Find the range of `f(x)sqrt(x-1)+sqrt(5-1)`

To find the range of the function \( f(x) = \sqrt{x - 1} + \sqrt{5 - x} \), we will follow these steps: ### Step 1: Define the function Let \( y = f(x) = \sqrt{x - 1} + \sqrt{5 - x} \). ### Step 2: Square both sides Squaring both sides gives: \[ y^2 = (\sqrt{x - 1} + \sqrt{5 - x})^2 \] Using the identity \( (a + b)^2 = a^2 + b^2 + 2ab \), we have: \[ y^2 = (x - 1) + (5 - x) + 2\sqrt{(x - 1)(5 - x)} \] This simplifies to: \[ y^2 = 4 + 2\sqrt{(x - 1)(5 - x)} \] ### Step 3: Isolate the square root Rearranging gives: \[ y^2 - 4 = 2\sqrt{(x - 1)(5 - x)} \] Dividing both sides by 2: \[ \frac{y^2 - 4}{2} = \sqrt{(x - 1)(5 - x)} \] ### Step 4: Square both sides again Squaring both sides again results in: \[ \left(\frac{y^2 - 4}{2}\right)^2 = (x - 1)(5 - x) \] Expanding the left-hand side: \[ \frac{(y^2 - 4)^2}{4} = (x - 1)(5 - x) \] The right-hand side can be expanded as: \[ (x - 1)(5 - x) = 5x - x^2 - 5 + x = -x^2 + 6x - 5 \] ### Step 5: Rearranging the equation Rearranging gives: \[ -x^2 + 6x - 5 = \frac{(y^2 - 4)^2}{4} \] Multiplying through by 4 to eliminate the fraction: \[ -4x^2 + 24x - 20 = (y^2 - 4)^2 \] ### Step 6: Completing the square To complete the square for the quadratic in \( x \): \[ -4(x^2 - 6x + 5) = (y^2 - 4)^2 \] Completing the square inside the parentheses: \[ -4((x - 3)^2 - 4) = (y^2 - 4)^2 \] This simplifies to: \[ -4(x - 3)^2 + 16 = (y^2 - 4)^2 \] ### Step 7: Finding the minimum and maximum values For \( y \) to have real values, the right-hand side must be non-negative.

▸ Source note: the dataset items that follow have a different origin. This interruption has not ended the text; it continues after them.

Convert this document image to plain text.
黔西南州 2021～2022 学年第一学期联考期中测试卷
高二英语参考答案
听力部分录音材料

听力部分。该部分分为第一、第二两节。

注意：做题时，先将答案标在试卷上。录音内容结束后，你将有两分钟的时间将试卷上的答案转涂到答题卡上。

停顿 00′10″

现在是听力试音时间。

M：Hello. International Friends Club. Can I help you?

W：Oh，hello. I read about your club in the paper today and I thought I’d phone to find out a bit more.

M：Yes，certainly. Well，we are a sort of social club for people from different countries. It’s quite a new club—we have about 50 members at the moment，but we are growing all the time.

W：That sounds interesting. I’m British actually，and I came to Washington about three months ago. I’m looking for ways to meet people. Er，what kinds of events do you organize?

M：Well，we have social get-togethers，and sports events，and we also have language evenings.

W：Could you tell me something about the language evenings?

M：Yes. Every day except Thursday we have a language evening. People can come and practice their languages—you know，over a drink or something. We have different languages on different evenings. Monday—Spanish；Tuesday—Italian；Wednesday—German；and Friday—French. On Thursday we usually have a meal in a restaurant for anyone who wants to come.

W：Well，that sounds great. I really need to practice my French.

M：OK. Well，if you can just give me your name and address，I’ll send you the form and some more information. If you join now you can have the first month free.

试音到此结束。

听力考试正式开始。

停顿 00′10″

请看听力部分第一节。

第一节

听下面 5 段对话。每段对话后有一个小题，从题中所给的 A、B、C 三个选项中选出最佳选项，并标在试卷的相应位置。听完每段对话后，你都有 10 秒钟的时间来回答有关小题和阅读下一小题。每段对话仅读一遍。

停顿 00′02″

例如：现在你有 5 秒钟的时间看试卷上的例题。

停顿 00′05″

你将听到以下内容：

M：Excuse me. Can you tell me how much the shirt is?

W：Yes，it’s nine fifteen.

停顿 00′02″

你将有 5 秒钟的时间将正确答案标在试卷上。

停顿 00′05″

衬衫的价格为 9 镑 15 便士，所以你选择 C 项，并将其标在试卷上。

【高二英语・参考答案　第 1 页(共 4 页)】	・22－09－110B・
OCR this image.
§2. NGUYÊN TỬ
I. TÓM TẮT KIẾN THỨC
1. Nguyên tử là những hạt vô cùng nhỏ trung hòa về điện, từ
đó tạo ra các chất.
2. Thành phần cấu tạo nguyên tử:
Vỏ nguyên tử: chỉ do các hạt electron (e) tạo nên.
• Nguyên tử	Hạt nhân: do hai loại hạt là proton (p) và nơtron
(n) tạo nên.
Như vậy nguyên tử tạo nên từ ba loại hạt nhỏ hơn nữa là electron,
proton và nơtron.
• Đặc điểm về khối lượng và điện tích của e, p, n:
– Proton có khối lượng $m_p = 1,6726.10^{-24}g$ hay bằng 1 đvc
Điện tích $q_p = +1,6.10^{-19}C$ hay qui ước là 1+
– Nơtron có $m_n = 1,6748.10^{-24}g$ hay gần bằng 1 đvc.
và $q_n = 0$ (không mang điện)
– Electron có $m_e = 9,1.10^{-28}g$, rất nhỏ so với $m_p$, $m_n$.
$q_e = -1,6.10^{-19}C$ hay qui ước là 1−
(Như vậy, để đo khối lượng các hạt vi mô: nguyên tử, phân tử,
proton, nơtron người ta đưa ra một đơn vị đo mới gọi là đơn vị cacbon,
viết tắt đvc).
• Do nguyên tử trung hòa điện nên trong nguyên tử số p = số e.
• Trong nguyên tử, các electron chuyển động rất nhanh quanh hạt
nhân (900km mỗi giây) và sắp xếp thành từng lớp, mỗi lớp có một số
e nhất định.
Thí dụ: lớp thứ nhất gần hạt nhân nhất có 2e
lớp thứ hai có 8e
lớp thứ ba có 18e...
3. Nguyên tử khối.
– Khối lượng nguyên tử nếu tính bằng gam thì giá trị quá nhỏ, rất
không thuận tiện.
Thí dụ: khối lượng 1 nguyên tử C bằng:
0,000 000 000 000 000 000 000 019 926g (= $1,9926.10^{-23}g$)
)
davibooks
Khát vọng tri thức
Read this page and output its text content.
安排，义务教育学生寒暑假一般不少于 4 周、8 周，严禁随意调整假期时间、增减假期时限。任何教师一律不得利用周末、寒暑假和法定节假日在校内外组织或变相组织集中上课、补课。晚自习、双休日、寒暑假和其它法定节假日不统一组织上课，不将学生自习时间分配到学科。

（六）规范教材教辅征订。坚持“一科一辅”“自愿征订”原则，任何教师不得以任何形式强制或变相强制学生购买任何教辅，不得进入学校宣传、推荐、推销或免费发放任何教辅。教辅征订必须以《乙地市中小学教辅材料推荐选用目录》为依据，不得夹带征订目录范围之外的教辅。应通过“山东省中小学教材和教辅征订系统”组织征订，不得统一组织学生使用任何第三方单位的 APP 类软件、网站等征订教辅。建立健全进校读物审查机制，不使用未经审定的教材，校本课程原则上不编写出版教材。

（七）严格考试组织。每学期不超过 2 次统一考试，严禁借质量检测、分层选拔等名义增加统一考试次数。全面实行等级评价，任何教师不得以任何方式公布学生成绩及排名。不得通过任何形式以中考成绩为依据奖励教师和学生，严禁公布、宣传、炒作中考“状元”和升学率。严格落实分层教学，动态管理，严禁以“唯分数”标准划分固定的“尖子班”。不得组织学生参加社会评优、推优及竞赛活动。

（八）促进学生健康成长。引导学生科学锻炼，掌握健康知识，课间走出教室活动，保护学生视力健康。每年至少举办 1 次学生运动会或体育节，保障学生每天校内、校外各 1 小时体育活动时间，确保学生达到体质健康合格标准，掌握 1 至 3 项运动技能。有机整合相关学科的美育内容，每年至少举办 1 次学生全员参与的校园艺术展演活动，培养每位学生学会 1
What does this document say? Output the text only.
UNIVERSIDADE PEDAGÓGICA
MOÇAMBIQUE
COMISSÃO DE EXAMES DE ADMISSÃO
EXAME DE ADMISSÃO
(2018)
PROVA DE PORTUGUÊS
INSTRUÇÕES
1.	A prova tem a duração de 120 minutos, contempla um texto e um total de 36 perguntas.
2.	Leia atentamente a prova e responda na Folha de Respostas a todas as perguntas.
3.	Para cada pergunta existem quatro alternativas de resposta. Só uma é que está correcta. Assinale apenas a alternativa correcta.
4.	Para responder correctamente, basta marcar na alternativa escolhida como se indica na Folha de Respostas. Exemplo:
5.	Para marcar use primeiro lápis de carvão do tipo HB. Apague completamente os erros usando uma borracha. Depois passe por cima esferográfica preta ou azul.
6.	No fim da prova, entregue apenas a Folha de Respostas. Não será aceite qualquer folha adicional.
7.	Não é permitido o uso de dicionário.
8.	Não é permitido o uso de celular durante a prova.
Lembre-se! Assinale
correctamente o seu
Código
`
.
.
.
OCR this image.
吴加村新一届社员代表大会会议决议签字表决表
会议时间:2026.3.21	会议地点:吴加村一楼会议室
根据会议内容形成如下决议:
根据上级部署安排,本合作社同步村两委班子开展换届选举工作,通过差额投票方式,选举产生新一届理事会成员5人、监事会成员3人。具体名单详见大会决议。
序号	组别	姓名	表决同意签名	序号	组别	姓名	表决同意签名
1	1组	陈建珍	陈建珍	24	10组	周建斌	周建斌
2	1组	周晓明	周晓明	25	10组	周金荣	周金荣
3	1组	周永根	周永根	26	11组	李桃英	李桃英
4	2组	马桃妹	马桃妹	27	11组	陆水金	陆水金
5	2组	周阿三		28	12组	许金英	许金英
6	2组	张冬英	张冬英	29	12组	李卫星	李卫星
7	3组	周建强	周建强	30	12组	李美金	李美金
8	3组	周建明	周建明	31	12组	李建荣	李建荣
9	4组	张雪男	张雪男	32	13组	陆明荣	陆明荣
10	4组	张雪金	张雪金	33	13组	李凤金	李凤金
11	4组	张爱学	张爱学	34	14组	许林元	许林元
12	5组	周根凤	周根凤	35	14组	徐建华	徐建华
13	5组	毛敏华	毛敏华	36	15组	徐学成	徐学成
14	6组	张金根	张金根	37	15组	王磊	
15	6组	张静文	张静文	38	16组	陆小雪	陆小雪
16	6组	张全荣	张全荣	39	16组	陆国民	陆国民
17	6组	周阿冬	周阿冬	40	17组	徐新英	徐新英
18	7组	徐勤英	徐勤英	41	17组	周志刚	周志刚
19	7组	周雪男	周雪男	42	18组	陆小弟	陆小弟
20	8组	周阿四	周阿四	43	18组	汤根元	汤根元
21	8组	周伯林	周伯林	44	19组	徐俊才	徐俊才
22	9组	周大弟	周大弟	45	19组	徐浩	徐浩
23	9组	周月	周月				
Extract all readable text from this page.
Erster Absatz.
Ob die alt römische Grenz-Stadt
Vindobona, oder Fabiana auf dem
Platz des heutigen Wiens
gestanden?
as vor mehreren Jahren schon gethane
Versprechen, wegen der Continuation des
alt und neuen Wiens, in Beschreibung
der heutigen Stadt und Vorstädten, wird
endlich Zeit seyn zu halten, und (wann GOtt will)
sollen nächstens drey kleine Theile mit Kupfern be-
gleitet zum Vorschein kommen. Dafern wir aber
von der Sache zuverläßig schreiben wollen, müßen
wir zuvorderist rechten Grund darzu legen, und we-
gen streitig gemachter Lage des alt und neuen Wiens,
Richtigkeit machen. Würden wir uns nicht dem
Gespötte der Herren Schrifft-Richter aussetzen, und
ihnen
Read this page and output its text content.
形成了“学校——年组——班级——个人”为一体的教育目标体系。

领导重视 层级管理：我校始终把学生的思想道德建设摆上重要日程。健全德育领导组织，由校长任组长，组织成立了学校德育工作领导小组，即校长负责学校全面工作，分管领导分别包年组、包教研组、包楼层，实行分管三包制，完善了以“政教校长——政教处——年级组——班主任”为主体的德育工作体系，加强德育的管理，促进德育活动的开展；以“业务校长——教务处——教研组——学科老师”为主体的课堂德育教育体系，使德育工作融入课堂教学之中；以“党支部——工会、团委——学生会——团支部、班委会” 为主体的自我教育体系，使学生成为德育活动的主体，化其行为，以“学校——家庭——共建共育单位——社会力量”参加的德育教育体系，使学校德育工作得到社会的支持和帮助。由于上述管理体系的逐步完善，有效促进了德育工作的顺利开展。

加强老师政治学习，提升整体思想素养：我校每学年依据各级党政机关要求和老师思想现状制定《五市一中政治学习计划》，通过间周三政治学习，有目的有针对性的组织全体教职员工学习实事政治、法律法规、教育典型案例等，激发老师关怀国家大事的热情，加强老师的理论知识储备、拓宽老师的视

Thus: \[ -4(x - 3)^2 + 16 \geq 0 \] This implies: \[ (x - 3)^2 \leq 4 \] So: \[ -2 \leq x - 3 \leq 2 \implies 1 \leq x \leq 5 \] ### Step 8: Evaluating the function at the endpoints - At \( x = 1 \): \[ f(1) = \sqrt{1 - 1} + \sqrt{5 - 1} = 0 + 2 = 2 \] - At \( x = 5 \): \[ f(5) = \sqrt{5 - 1} + \sqrt{5 - 5} = 2 + 0 = 2 \] - At \( x = 3 \): \[ f(3) = \sqrt{3 - 1} + \sqrt{5 - 3} = \sqrt{2} + \sqrt{2} = 2\sqrt{2} \] ### Conclusion Thus, the range of \( f(x) \) is: \[ [2, 2\sqrt{2}] \]